En 1957, le Québec est une société industrialisée quoique très profondément conservatrice dirigée par un premier ministre autoritaire (autocratique??) et autonomiste / nationaliste, Maurice Le Noblet Duplessis, un individu peu partisan du syndicalisme, sécularisme, progressisme, modernisme, libéralisme, etc. L’église catholique, apostolique et romaine, elle-même peu adepte du libéralisme, modernisme, progressisme, sécularisme, etc., contrôle les systèmes de santé, éducation et aide sociale qui desservent la majorité francophone (environ 82 %) de la population québécoise. Le règne de Duplessis (1936-39 et 1944-59), intolérant à la dissidence et de plus en plus entaché de clientélisme, favoritisme et populisme, un trio de ismes que Duplessis semble aimer, sans parler de la corruption, est souvent décrit comme la Grande noirceur.
Duplessis, si vous avez vraiment besoin de le savoir, est mentionné à plusieurs reprises dans notre blogue / bulletin / machin depuis janvier 2018, mais revenons au sujet à l’étude.
Et oui, vous m’avez eu. La photographie au début de cet article ne provient pas réellement du numéro du 13 novembre 1957 d’un quotidien publié à Washington, District de Columbia, The Evening Star. Nenni. Elle est issue du numéro de février 1958 du mensuel américain Astronautics, plus précisément d’un article intitulé, en traduction, « Vie dans le Spoutnik » d’un biologiste soviétique, un certain P. Isakov. La photo se trouve sur la page 38 si vous ne me croyez pas. J’ai choisi de l’utiliser parce que, eh bien, elle a une meilleure apparence. Que ne ferais-je pas pour vous, ami(e) lectrice ou lecteur?
La triste histoire de Spoutnik 2, ou Prosteyshiy Sputnik 2 (Satellite le plus simple 2), commence peu après le lancement de Spoutnik 1, le 4 octobre 1957. Réalisant à quel point le lancement de ce premier satellite artificiel a accru la réputation de l’URSS et du communisme, Nikita Sergueïevitch Khrouchtchev ordonne à l’ingénieur Sergueï Pavlovitch Korolev de lancer un second satellite avant les cérémonies entourant le 40ème anniversaire de la révolution russe de 1917 qui, rappelons-le, débute le 7 novembre 1917. Ce lancement, martèle le premier secrétaire du Kommunistítcheskaïa Pártiïa Soviétskogo Soyoúza, démontrerait encore une fois la supériorité de la technologie soviétique et partant, de son régime politique.
Korolev est sidéré mais l’échec n’est pas une option.
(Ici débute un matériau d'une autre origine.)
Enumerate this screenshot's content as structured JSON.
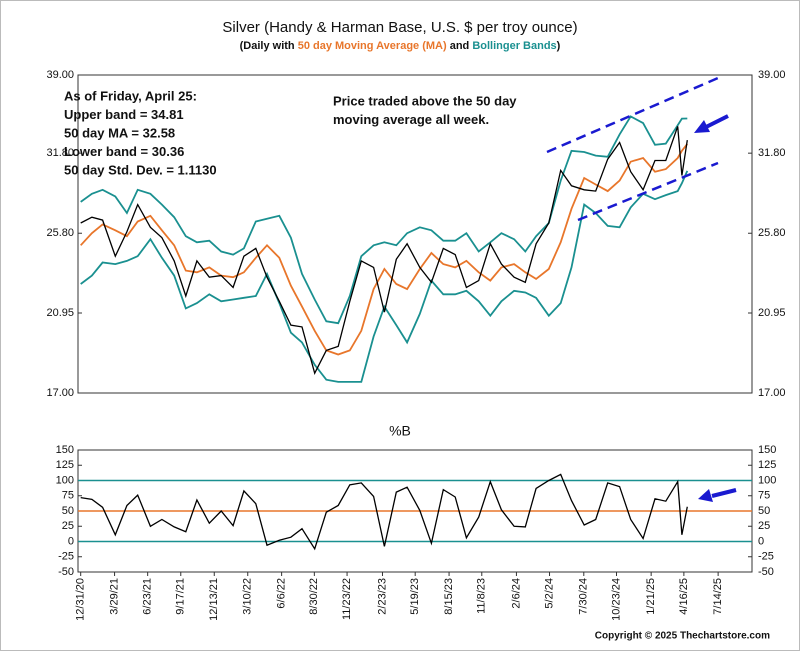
{
  "chart_data": [
    {
      "type": "line",
      "title": "Silver (Handy & Harman Base, U.S. $ per troy ounce)",
      "subtitle_parts": [
        {
          "text": "(Daily with ",
          "color": "#111111"
        },
        {
          "text": "50 day Moving Average (MA)",
          "color": "#e8762b"
        },
        {
          "text": " and ",
          "color": "#111111"
        },
        {
          "text": "Bollinger Bands",
          "color": "#1a9090"
        },
        {
          "text": ")",
          "color": "#111111"
        }
      ],
      "annotations": [
        {
          "lines": [
            "As of Friday, April 25:",
            "Upper band = 34.81",
            "50 day MA = 32.58",
            "Lower band = 30.36",
            "50 day Std. Dev. = 1.1130"
          ],
          "color": "#1a1ad0"
        },
        {
          "lines": [
            "Price traded above the 50 day",
            "moving average all week."
          ],
          "color": "#1a1ad0"
        }
      ],
      "log_y": true,
      "ylim": [
        17,
        39
      ],
      "yticks": [
        {
          "value": 17,
          "label": "17.00"
        },
        {
          "value": 20.95,
          "label": "20.95"
        },
        {
          "value": 25.8,
          "label": "25.80"
        },
        {
          "value": 31.8,
          "label": "31.80"
        },
        {
          "value": 39,
          "label": "39.00"
        }
      ],
      "xlim": [
        "12/24/20",
        "10/10/25"
      ],
      "x": [
        "12/31/20",
        "1/29/21",
        "2/26/21",
        "3/31/21",
        "4/30/21",
        "5/28/21",
        "6/30/21",
        "7/30/21",
        "8/31/21",
        "9/30/21",
        "10/29/21",
        "11/30/21",
        "12/31/21",
        "1/31/22",
        "2/28/22",
        "3/31/22",
        "4/29/22",
        "5/31/22",
        "6/30/22",
        "7/29/22",
        "8/31/22",
        "9/30/22",
        "10/31/22",
        "11/30/22",
        "12/30/22",
        "1/31/23",
        "2/28/23",
        "3/31/23",
        "4/28/23",
        "5/31/23",
        "6/30/23",
        "7/31/23",
        "8/31/23",
        "9/29/23",
        "10/31/23",
        "11/30/23",
        "12/29/23",
        "1/31/24",
        "2/29/24",
        "3/28/24",
        "4/30/24",
        "5/31/24",
        "6/28/24",
        "7/31/24",
        "8/30/24",
        "9/30/24",
        "10/31/24",
        "11/29/24",
        "12/31/24",
        "1/31/25",
        "2/28/25",
        "3/31/25",
        "4/11/25",
        "4/25/25"
      ],
      "series": [
        {
          "name": "Upper band",
          "color": "#1a9090",
          "values": [
            28.0,
            28.6,
            28.9,
            28.4,
            27.2,
            28.9,
            28.6,
            27.8,
            26.9,
            25.6,
            25.2,
            25.3,
            24.6,
            24.4,
            24.8,
            26.6,
            26.8,
            27.0,
            25.5,
            23.2,
            21.7,
            20.5,
            20.4,
            21.9,
            24.3,
            25.0,
            25.2,
            25.0,
            25.8,
            26.2,
            26.0,
            25.3,
            25.3,
            25.8,
            24.6,
            25.2,
            25.8,
            25.4,
            24.6,
            25.6,
            26.5,
            29.6,
            32.0,
            31.9,
            31.6,
            31.5,
            33.4,
            35.0,
            34.4,
            32.5,
            32.6,
            34.2,
            34.8,
            34.81
          ]
        },
        {
          "name": "Lower band",
          "color": "#1a9090",
          "values": [
            22.6,
            23.1,
            23.9,
            23.8,
            24.0,
            24.3,
            25.4,
            24.2,
            23.1,
            21.2,
            21.5,
            22.0,
            21.6,
            21.7,
            21.8,
            21.9,
            23.2,
            21.5,
            19.9,
            19.4,
            18.3,
            17.6,
            17.5,
            17.5,
            17.5,
            19.7,
            21.3,
            20.3,
            19.4,
            20.9,
            22.8,
            22.0,
            22.0,
            22.2,
            21.6,
            20.8,
            21.6,
            22.2,
            22.1,
            21.8,
            20.8,
            21.5,
            23.6,
            27.8,
            27.2,
            26.3,
            26.2,
            27.6,
            28.6,
            28.2,
            28.5,
            28.8,
            29.4,
            30.36
          ]
        },
        {
          "name": "50 day MA",
          "color": "#e8762b",
          "values": [
            25.0,
            25.8,
            26.4,
            26.0,
            25.6,
            26.6,
            27.0,
            26.0,
            25.0,
            23.4,
            23.3,
            23.6,
            23.1,
            23.0,
            23.3,
            24.2,
            25.0,
            24.2,
            22.5,
            21.3,
            20.0,
            19.0,
            18.8,
            19.0,
            20.0,
            22.3,
            23.5,
            22.6,
            22.3,
            23.5,
            24.5,
            23.8,
            23.6,
            24.0,
            23.3,
            22.8,
            23.6,
            23.8,
            23.3,
            22.9,
            23.5,
            25.2,
            27.5,
            29.8,
            29.3,
            28.8,
            29.6,
            31.1,
            31.4,
            30.3,
            30.5,
            31.4,
            32.0,
            32.58
          ]
        },
        {
          "name": "Price",
          "color": "#000000",
          "values": [
            26.5,
            26.9,
            26.7,
            24.3,
            25.9,
            27.8,
            26.2,
            25.5,
            24.0,
            21.9,
            24.0,
            23.0,
            23.1,
            22.4,
            24.3,
            24.8,
            23.0,
            21.6,
            20.3,
            20.2,
            17.9,
            19.0,
            19.2,
            21.6,
            24.0,
            23.6,
            21.0,
            24.1,
            25.1,
            23.6,
            22.7,
            24.8,
            24.4,
            22.4,
            22.8,
            25.1,
            23.8,
            23.0,
            22.7,
            25.1,
            26.5,
            30.4,
            29.2,
            28.9,
            28.8,
            31.3,
            32.7,
            30.3,
            28.9,
            31.2,
            31.2,
            34.1,
            30.0,
            32.9
          ]
        }
      ]
    },
    {
      "type": "line",
      "title": "%B",
      "ylim": [
        -50,
        150
      ],
      "yticks": [
        -50,
        -25,
        0,
        25,
        50,
        75,
        100,
        125,
        150
      ],
      "hlines": [
        {
          "value": 100,
          "color": "#1a9090"
        },
        {
          "value": 50,
          "color": "#e8762b"
        },
        {
          "value": 0,
          "color": "#1a9090"
        }
      ],
      "xlim": [
        "12/24/20",
        "10/10/25"
      ],
      "xticks": [
        "12/31/20",
        "3/29/21",
        "6/23/21",
        "9/17/21",
        "12/13/21",
        "3/10/22",
        "6/6/22",
        "8/30/22",
        "11/23/22",
        "2/23/23",
        "5/19/23",
        "8/15/23",
        "11/8/23",
        "2/6/24",
        "5/2/24",
        "7/30/24",
        "10/23/24",
        "1/21/25",
        "4/16/25",
        "7/14/25"
      ],
      "x": [
        "12/31/20",
        "1/29/21",
        "2/26/21",
        "3/31/21",
        "4/30/21",
        "5/28/21",
        "6/30/21",
        "7/30/21",
        "8/31/21",
        "9/30/21",
        "10/29/21",
        "11/30/21",
        "12/31/21",
        "1/31/22",
        "2/28/22",
        "3/31/22",
        "4/29/22",
        "5/31/22",
        "6/30/22",
        "7/29/22",
        "8/31/22",
        "9/30/22",
        "10/31/22",
        "11/30/22",
        "12/30/22",
        "1/31/23",
        "2/28/23",
        "3/31/23",
        "4/28/23",
        "5/31/23",
        "6/30/23",
        "7/31/23",
        "8/31/23",
        "9/29/23",
        "10/31/23",
        "11/30/23",
        "12/29/23",
        "1/31/24",
        "2/29/24",
        "3/28/24",
        "4/30/24",
        "5/31/24",
        "6/28/24",
        "7/31/24",
        "8/30/24",
        "9/30/24",
        "10/31/24",
        "11/29/24",
        "12/31/24",
        "1/31/25",
        "2/28/25",
        "3/31/25",
        "4/11/25",
        "4/25/25"
      ],
      "series": [
        {
          "name": "%B",
          "color": "#000000",
          "values": [
            72,
            69,
            56,
            11,
            59,
            76,
            25,
            36,
            24,
            16,
            68,
            30,
            50,
            26,
            83,
            62,
            -6,
            2,
            7,
            21,
            -12,
            48,
            59,
            93,
            96,
            74,
            -8,
            81,
            89,
            51,
            -3,
            85,
            73,
            6,
            40,
            98,
            52,
            25,
            24,
            87,
            100,
            110,
            67,
            27,
            36,
            96,
            90,
            36,
            5,
            70,
            66,
            98,
            11,
            57
          ]
        }
      ]
    }
  ],
  "footer": "Copyright © 2025 Thechartstore.com"
}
Ce diktat khrouchtchevien semble être officialisé le 12 octobre.
Et non, je ne vous dirai pas quand Khrouchtchev, un autre pas bon, est mentionné dans notre vous savez quoi. Le père du programme spatial soviétique, quant à lui, est mentionné à plusieurs reprises depuis juillet 2018, mais revenons de nouveau à notre récit.
Si un successeur à Spoutnik 1 est déjà en cours de fabrication, Korolev sait fort bien que ce vaisseau spatial sophistiqué ne serait pas prêt à être lancé au début de novembre. De fait, Spoutnik 3 n’est placé en orbite qu’en mai 1958.
Korolev et son équipe commencent par conséquent à travailler sur un satellite moins sophistiqué, et ce à vitesse grand V. Conscient de l’importance d’accroître l’impact médiatique de leur projet, ils décident rapidement de tirer profit d’un programme de vols suborbitaux lancé en 1951. Le dit programme a pour objectif de vérifier si le vol dans l’espace avec des êtres humains est possible. Les passagers des fusées utilisées pour ces vols sont des chiens.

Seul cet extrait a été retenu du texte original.